Seamos sinceros. Somos unos inútiles. Supongo que ahora mis atentos y escasos lectores están pensando: "inútil lo serás tú". Sin embargo, esto no elimina lo irrefutable de mi razonamiento. Dejenme explicarme. Con el paso de los años, todos los ciudadanos "civilizados" del planeta nos volvemos cada más incapaces de sobrevivir.
Imaginen que un buen día terminan tipo Lost (pero sin las payasadas metafísicas) en una isla desierta sin la menor tecnología. Ahora sean honestos, ¿serían capaces de encontrar su propia comida? ¿sabrían encender fuego para calentarse? ¿podrían construir refugio con herramientas elementales?. Yo la verdad creo que lo más útil que podría hacer es no oponer resistencia a las bestias locales que quisieran comerme y sentirme feliz de haber colaborado en el increíble ciclo de la vida.
Así que ahora imaginen que ustedes y yo somos los únicos sobrevivientes de una catástrofe que destruye toda tecnología. Definitivamente la humanidad volvería a la era de las cavernas (claro si no sobreviven bestias que nos devoren a todos). No sabríamos ni cómo hacer electricidad, construir casas, fundir metales ni ninguna otra cosas útil sin herramientas a la mano. Somos unos inútiles por más que queramos imaginarnos como el yanqui en la corte del Rey Arturo trayendo la iluminación en la Edad Media (supongo que el ejemplo no sirve si no han leído el libro, leanlo es muy bueno, no vean las adaptaciones de cine que son malísimas).
Y ustedes se preguntarán (si es que no han dejado aún de leer), ¿a qué viene tan deprimente reflexión?. Pues resulta que se deriva de observar diariamente a los alumnos universitarios a los que doy clase. Yo no soy mucho mayor que ellos (unos 12 años, más o menos) pero aún así noto grandes diferencias. Digamos que si yo soy una inútil en el sentido anteriormente descrito, la nueva generación lo es aún más. Sin una computadora e internet no son nada. No saben leer correctamente, no escriben correctamente (usan tantas contracciones que podrían escribir todo este artículo en un mensajito de texto) y no tienen ni idea de cómo hacer cuentas sin una calculadora. No tratan de aprender nada de cultura general porque para ellos no tiene sentido llenar las neuronas de información si la pueden conseguir en wikipedia. Ya sé que sueno como una viejita amargada ( y la neta amargada sí soy, pero no viejita). Sin embargo, todo el asunto que hace darme cuenta que si de veras un buen día alguien destruye algunos de los 5 servidores que hacen que funcione internet, vamos a revivir El Señor de la Moscas.
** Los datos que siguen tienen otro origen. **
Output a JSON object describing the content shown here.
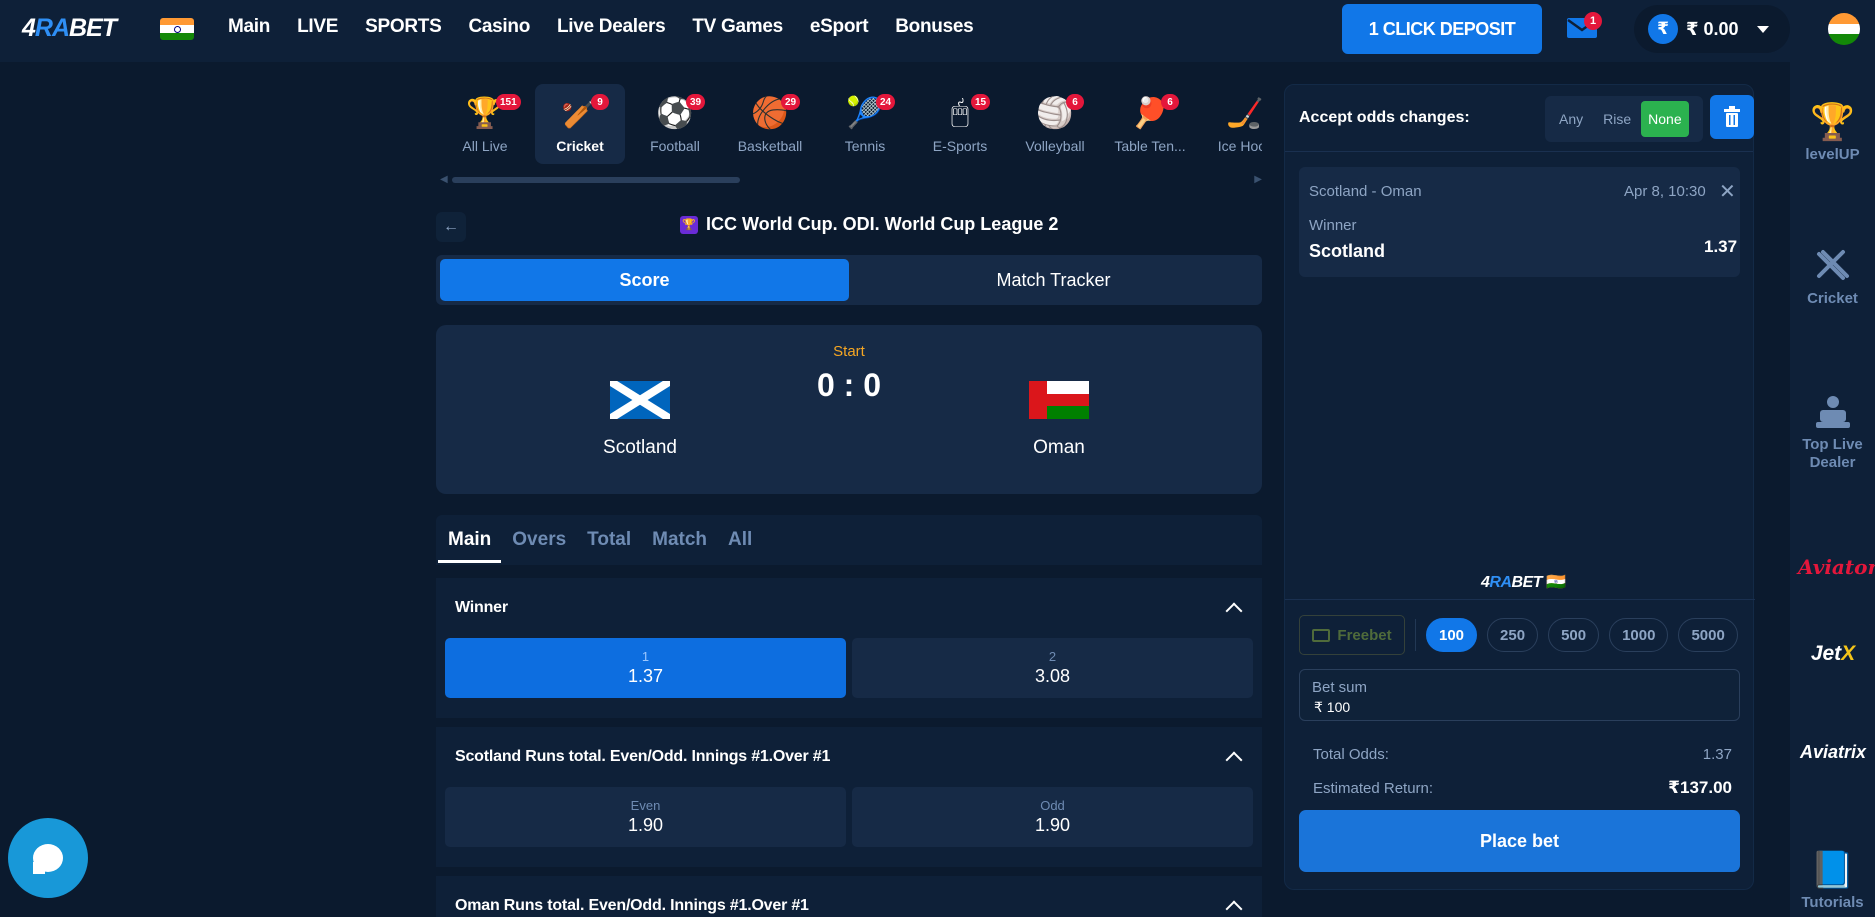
{
  "header": {
    "logo_main": "4",
    "logo_mid": "RA",
    "logo_end": "BET",
    "nav": [
      "Main",
      "LIVE",
      "SPORTS",
      "Casino",
      "Live Dealers",
      "TV Games",
      "eSport",
      "Bonuses"
    ],
    "deposit_label": "1 CLICK DEPOSIT",
    "mail_count": "1",
    "currency_symbol": "₹",
    "balance": "₹ 0.00"
  },
  "sports": [
    {
      "label": "All Live",
      "count": "151",
      "icon": "🏆",
      "active": false
    },
    {
      "label": "Cricket",
      "count": "9",
      "icon": "🏏",
      "active": true
    },
    {
      "label": "Football",
      "count": "39",
      "icon": "⚽",
      "active": false
    },
    {
      "label": "Basketball",
      "count": "29",
      "icon": "🏀",
      "active": false
    },
    {
      "label": "Tennis",
      "count": "24",
      "icon": "🎾",
      "active": false
    },
    {
      "label": "E-Sports",
      "count": "15",
      "icon": "🖱",
      "active": false
    },
    {
      "label": "Volleyball",
      "count": "6",
      "icon": "🏐",
      "active": false
    },
    {
      "label": "Table Ten...",
      "count": "6",
      "icon": "🏓",
      "active": false
    },
    {
      "label": "Ice Hock",
      "count": "",
      "icon": "🏒",
      "active": false
    }
  ],
  "match": {
    "league_icon": "🏆",
    "league": "ICC World Cup. ODI. World Cup League 2",
    "tab_score": "Score",
    "tab_tracker": "Match Tracker",
    "state": "Start",
    "score": "0 : 0",
    "team1": "Scotland",
    "team2": "Oman"
  },
  "market_tabs": [
    "Main",
    "Overs",
    "Total",
    "Match",
    "All"
  ],
  "markets": [
    {
      "title": "Winner",
      "odds": [
        {
          "key": "1",
          "value": "1.37",
          "selected": true
        },
        {
          "key": "2",
          "value": "3.08",
          "selected": false
        }
      ]
    },
    {
      "title": "Scotland Runs total. Even/Odd. Innings #1.Over #1",
      "odds": [
        {
          "key": "Even",
          "value": "1.90",
          "selected": false
        },
        {
          "key": "Odd",
          "value": "1.90",
          "selected": false
        }
      ]
    },
    {
      "title": "Oman Runs total. Even/Odd. Innings #1.Over #1",
      "odds": []
    }
  ],
  "slip": {
    "accept_label": "Accept odds changes:",
    "accept_options": [
      "Any",
      "Rise",
      "None"
    ],
    "accept_selected": "None",
    "bet_teams": "Scotland - Oman",
    "bet_time": "Apr 8, 10:30",
    "bet_market": "Winner",
    "bet_pick": "Scotland",
    "bet_odd": "1.37",
    "logo_main": "4",
    "logo_mid": "RA",
    "logo_end": "BET",
    "freebet": "Freebet",
    "stakes": [
      "100",
      "250",
      "500",
      "1000",
      "5000"
    ],
    "stake_selected": "100",
    "bet_sum_label": "Bet sum",
    "bet_sum_value": "₹  100",
    "total_odds_label": "Total Odds:",
    "total_odds": "1.37",
    "est_return_label": "Estimated Return:",
    "est_return": "₹137.00",
    "place_label": "Place bet"
  },
  "rail": {
    "levelup": "levelUP",
    "cricket": "Cricket",
    "top_live_1": "Top Live",
    "top_live_2": "Dealer",
    "aviator": "Aviator",
    "jetx_a": "Jet",
    "jetx_b": "X",
    "aviatrix": "Aviatrix",
    "tutorials": "Tutorials"
  }
}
En fin, de cualquier manera queda esperanza. La verdad es que creo que quedan un par de personas por ahí que son rescatables así que tal vez la humanidad no esté condenada. Bastaría que en caso de un serio desastre no se cometa la idiotez de rescatarme a mí, ¿no creen?
Un saludo a todos, y una disculpa por no escribir en tanto tiempo. Alex: Ya no me regañes!